We have real work to do now. The words had hit Standish as hard as a physical slap. He had seen some of the advisors fighting to suppress a smirk. He left feeling a burning shame. He realized at that moment that money wasn’t the Holy Grail. Power was.

Standish began putting his talents to use getting a key to the doors of power. He had worked hand in hand with the same people who had smirked at him in that suite and he knew he was just as intelligent as they were. Someday he’d jam that smirk straight up their ass. He didn’t have the experience or backing to join the political fray, but there were other ways to get on the inside. When Payton Warren began his first run for president, Standish had eagerly signed on. Simultaneously, he began his research, looking for a position to which the president could appoint him, should he win. He found it in the National Security Council.

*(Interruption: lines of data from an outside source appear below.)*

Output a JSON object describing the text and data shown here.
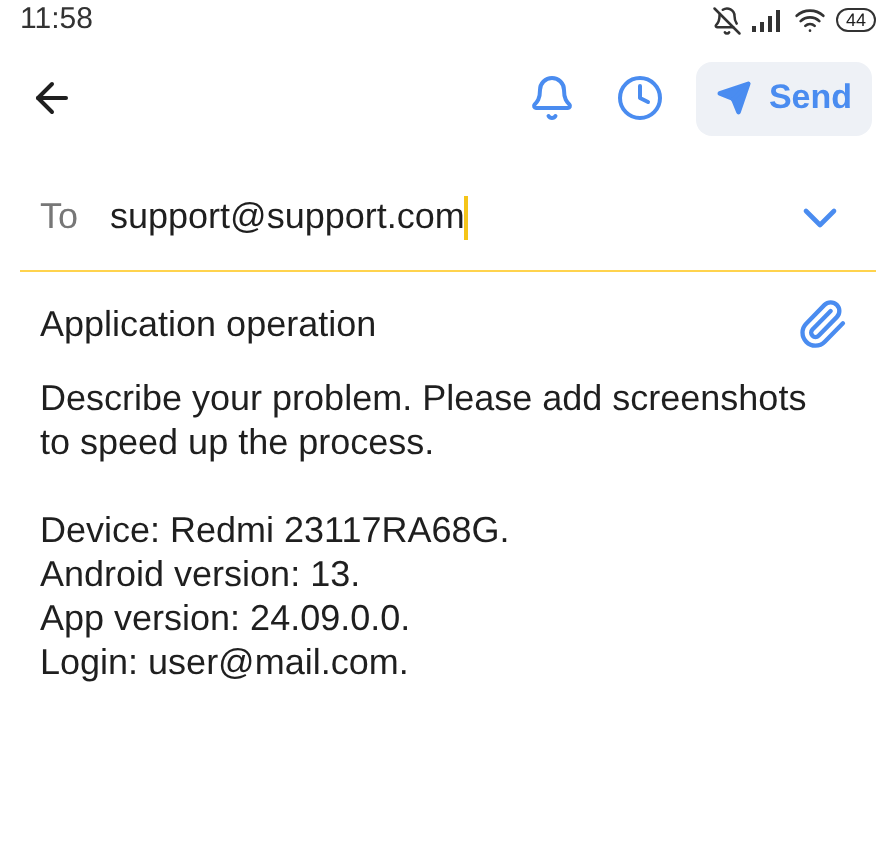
{
  "status_bar": {
    "time": "11:58",
    "battery": "44"
  },
  "toolbar": {
    "send_label": "Send"
  },
  "to_field": {
    "label": "To",
    "value": "support@support.com",
    "focused": true
  },
  "subject": {
    "value": "Application operation"
  },
  "body": [
    [
      "Describe your problem. Please add screenshots",
      "to speed up the process."
    ],
    [
      "Device: Redmi 23117RA68G.",
      "Android version: 13.",
      "App version: 24.09.0.0.",
      "Login: user@mail.com."
    ]
  ]
}
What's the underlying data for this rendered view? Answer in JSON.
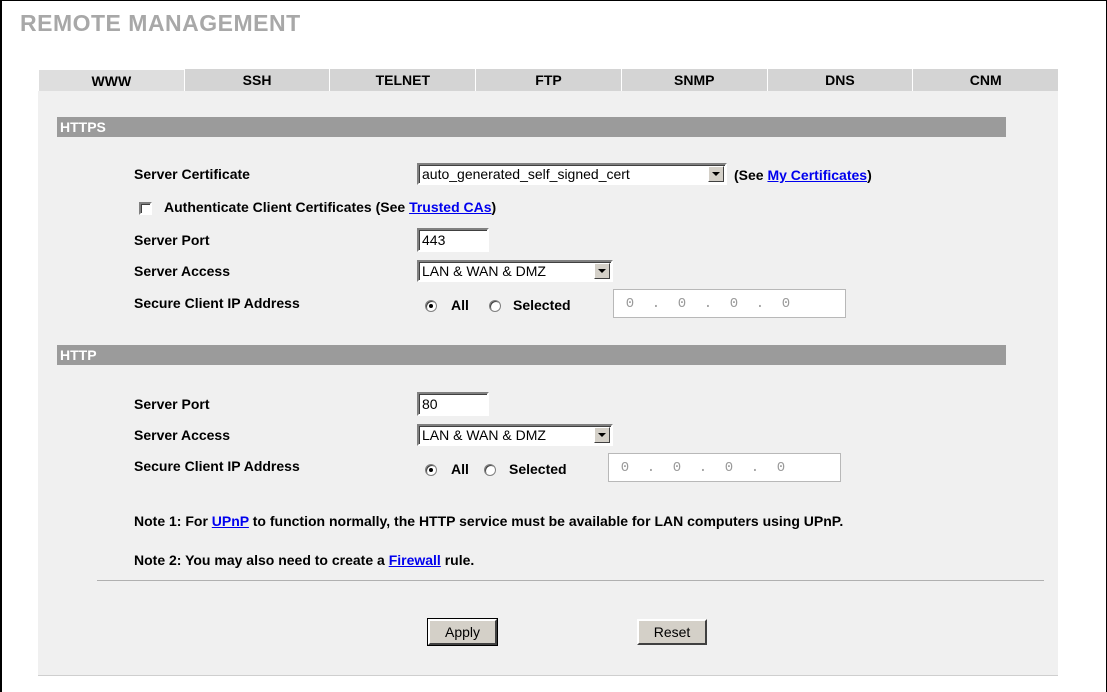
{
  "page_title": "REMOTE MANAGEMENT",
  "tabs": [
    "WWW",
    "SSH",
    "TELNET",
    "FTP",
    "SNMP",
    "DNS",
    "CNM"
  ],
  "active_tab": "WWW",
  "https": {
    "section_title": "HTTPS",
    "server_certificate_label": "Server Certificate",
    "server_certificate_value": "auto_generated_self_signed_cert",
    "see_prefix": "(See ",
    "my_certificates_link": "My Certificates",
    "see_suffix": ")",
    "auth_client_label": "Authenticate Client Certificates (See ",
    "trusted_cas_link": "Trusted CAs",
    "auth_client_suffix": ")",
    "server_port_label": "Server Port",
    "server_port_value": "443",
    "server_access_label": "Server Access",
    "server_access_value": "LAN & WAN & DMZ",
    "secure_ip_label": "Secure Client IP Address",
    "radio_all": "All",
    "radio_selected": "Selected",
    "ip": [
      "0",
      "0",
      "0",
      "0"
    ]
  },
  "http": {
    "section_title": "HTTP",
    "server_port_label": "Server Port",
    "server_port_value": "80",
    "server_access_label": "Server Access",
    "server_access_value": "LAN & WAN & DMZ",
    "secure_ip_label": "Secure Client IP Address",
    "radio_all": "All",
    "radio_selected": "Selected",
    "ip": [
      "0",
      "0",
      "0",
      "0"
    ]
  },
  "notes": {
    "note1_prefix": "Note 1: For ",
    "upnp_link": "UPnP",
    "note1_suffix": " to function normally, the HTTP service must be available for LAN computers using UPnP.",
    "note2_prefix": "Note 2: You may also need to create a ",
    "firewall_link": "Firewall",
    "note2_suffix": " rule."
  },
  "buttons": {
    "apply": "Apply",
    "reset": "Reset"
  }
}
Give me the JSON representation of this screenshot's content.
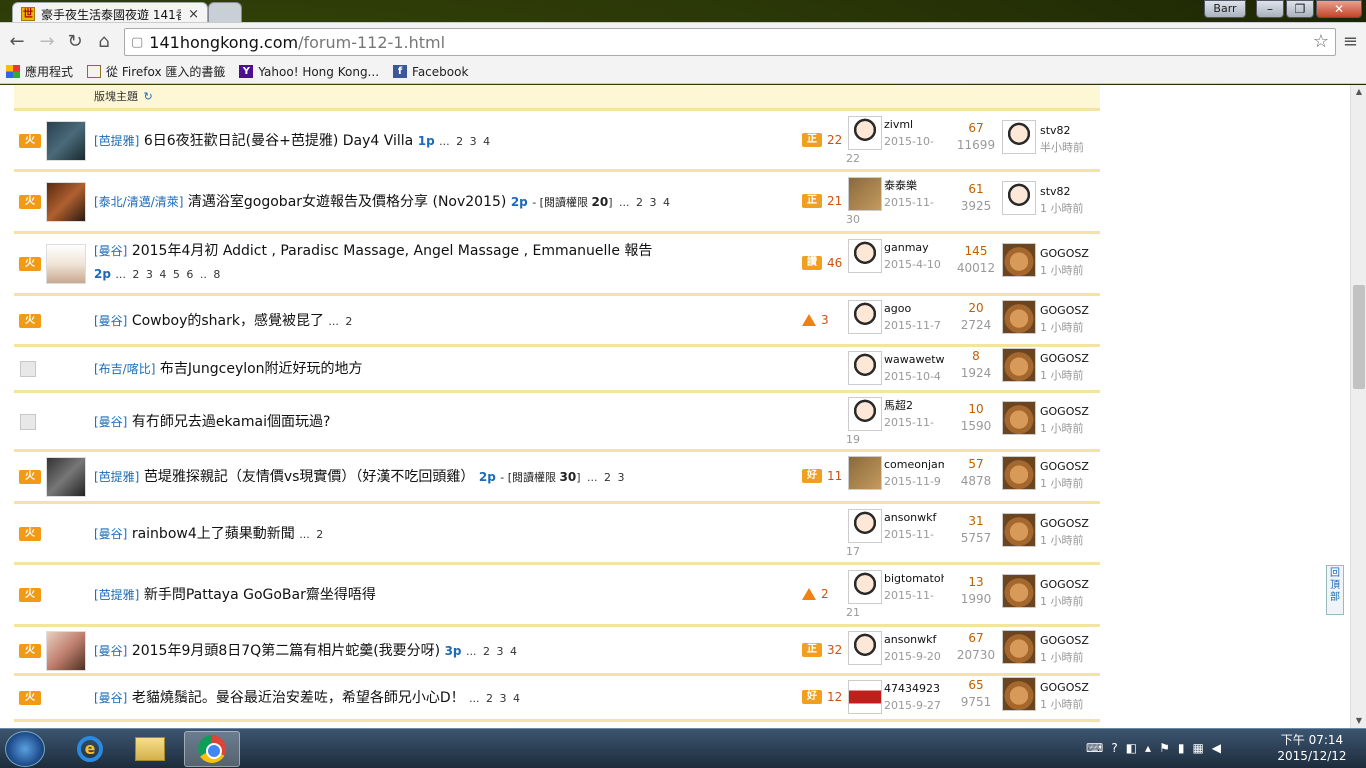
{
  "browser": {
    "active_tab_title": "豪手夜生活泰國夜遊 141香",
    "profile": "Barr",
    "url_host": "141hongkong.com",
    "url_path": "/forum-112-1.html"
  },
  "bookmarks": [
    {
      "label": "應用程式",
      "icon": "apps-grid-icon"
    },
    {
      "label": "從 Firefox 匯入的書籤",
      "icon": "folder-icon"
    },
    {
      "label": "Yahoo! Hong Kong...",
      "icon": "yahoo-icon"
    },
    {
      "label": "Facebook",
      "icon": "facebook-icon"
    }
  ],
  "forum": {
    "section_label": "版塊主題",
    "back_to_top": "回頂部",
    "rows": [
      {
        "icon": "hot",
        "cat": "[芭提雅]",
        "title": "6日6夜狂歡日記(曼谷+芭提雅) Day4 Villa",
        "pg": "1p",
        "perm_label": "",
        "perm_val": "",
        "pages": "... 2 3 4",
        "badge": "正",
        "count": "22",
        "author": "zivml",
        "date": "2015-10-22",
        "replies": "67",
        "views": "11699",
        "last_user": "stv82",
        "last_time": "半小時前"
      },
      {
        "icon": "hot",
        "cat": "[泰北/清邁/清萊]",
        "title": "清邁浴室gogobar女遊報告及價格分享 (Nov2015)",
        "pg": "2p",
        "perm_label": "- [閱讀權限 ",
        "perm_val": "20",
        "pages": "] ... 2 3 4",
        "badge": "正",
        "count": "21",
        "author": "泰泰樂",
        "date": "2015-11-30",
        "replies": "61",
        "views": "3925",
        "last_user": "stv82",
        "last_time": "1 小時前"
      },
      {
        "icon": "hot",
        "cat": "[曼谷]",
        "title": "2015年4月初 Addict , Paradisc Massage, Angel Massage , Emmanuelle 報告",
        "pg": "2p",
        "perm_label": "",
        "perm_val": "",
        "pages": "... 2 3 4 5 6 .. 8",
        "badge": "讚",
        "count": "46",
        "author": "ganmay",
        "date": "2015-4-10",
        "replies": "145",
        "views": "40012",
        "last_user": "GOGOSZ",
        "last_time": "1 小時前"
      },
      {
        "icon": "hot",
        "cat": "[曼谷]",
        "title": "Cowboy的shark，感覺被昆了",
        "pg": "",
        "perm_label": "",
        "perm_val": "",
        "pages": "... 2",
        "badge": "up",
        "count": "3",
        "author": "agoo",
        "date": "2015-11-7",
        "replies": "20",
        "views": "2724",
        "last_user": "GOGOSZ",
        "last_time": "1 小時前"
      },
      {
        "icon": "doc",
        "cat": "[布吉/喀比]",
        "title": "布吉Jungceylon附近好玩的地方",
        "pg": "",
        "perm_label": "",
        "perm_val": "",
        "pages": "",
        "badge": "",
        "count": "",
        "author": "wawawetw",
        "date": "2015-10-4",
        "replies": "8",
        "views": "1924",
        "last_user": "GOGOSZ",
        "last_time": "1 小時前"
      },
      {
        "icon": "doc",
        "cat": "[曼谷]",
        "title": "有冇師兄去過ekamai個面玩過?",
        "pg": "",
        "perm_label": "",
        "perm_val": "",
        "pages": "",
        "badge": "",
        "count": "",
        "author": "馬超2",
        "date": "2015-11-19",
        "replies": "10",
        "views": "1590",
        "last_user": "GOGOSZ",
        "last_time": "1 小時前"
      },
      {
        "icon": "hot",
        "cat": "[芭提雅]",
        "title": "芭堤雅探親記（友情價vs現實價）（好漢不吃回頭雞）",
        "pg": "2p",
        "perm_label": "- [閱讀權限 ",
        "perm_val": "30",
        "pages": "] ... 2 3",
        "badge": "好",
        "count": "11",
        "author": "comeonjam",
        "date": "2015-11-9",
        "replies": "57",
        "views": "4878",
        "last_user": "GOGOSZ",
        "last_time": "1 小時前"
      },
      {
        "icon": "hot",
        "cat": "[曼谷]",
        "title": "rainbow4上了蘋果動新聞",
        "pg": "",
        "perm_label": "",
        "perm_val": "",
        "pages": "... 2",
        "badge": "",
        "count": "",
        "author": "ansonwkf",
        "date": "2015-11-17",
        "replies": "31",
        "views": "5757",
        "last_user": "GOGOSZ",
        "last_time": "1 小時前"
      },
      {
        "icon": "hot",
        "cat": "[芭提雅]",
        "title": "新手問Pattaya GoGoBar齋坐得唔得",
        "pg": "",
        "perm_label": "",
        "perm_val": "",
        "pages": "",
        "badge": "up",
        "count": "2",
        "author": "bigtomatoh",
        "date": "2015-11-21",
        "replies": "13",
        "views": "1990",
        "last_user": "GOGOSZ",
        "last_time": "1 小時前"
      },
      {
        "icon": "hot",
        "cat": "[曼谷]",
        "title": "2015年9月頭8日7Q第二篇有相片蛇羹(我要分呀)",
        "pg": "3p",
        "perm_label": "",
        "perm_val": "",
        "pages": "... 2 3 4",
        "badge": "正",
        "count": "32",
        "author": "ansonwkf",
        "date": "2015-9-20",
        "replies": "67",
        "views": "20730",
        "last_user": "GOGOSZ",
        "last_time": "1 小時前"
      },
      {
        "icon": "hot",
        "cat": "[曼谷]",
        "title": "老貓燒鬚記。曼谷最近治安差咗，希望各師兄小心D！",
        "pg": "",
        "perm_label": "",
        "perm_val": "",
        "pages": "... 2 3 4",
        "badge": "好",
        "count": "12",
        "author": "47434923",
        "date": "2015-9-27",
        "replies": "65",
        "views": "9751",
        "last_user": "GOGOSZ",
        "last_time": "1 小時前"
      }
    ]
  },
  "taskbar": {
    "clock_time": "下午 07:14",
    "clock_date": "2015/12/12"
  }
}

Created by the National Security Act of 1947, the same act that had created the Air Force, Central Intelligence Agency, and the Joint Chiefs of Staff, the NSC was designed to help the executive branch synchronize political and military affairs. What Standish found attractive was that the statute dictated who would be on the council by law, but, unlike other organizations such as the CIA and the DOD, it didn’t specify any congressional oversight. It was one of the most powerful entities in the U.S. government, but the legislative branch had no control over its activities. In effect, it served one man: the president. Outside of the members mandated by law, the president could appoint anyone to the council for anything. Perfect. Since its creation in 1947, Standish saw that the NSC had evolved into a byzantine organization that fluctuated every time administrations changed, making it hard to ascertain who was doing what—exactly what he needed.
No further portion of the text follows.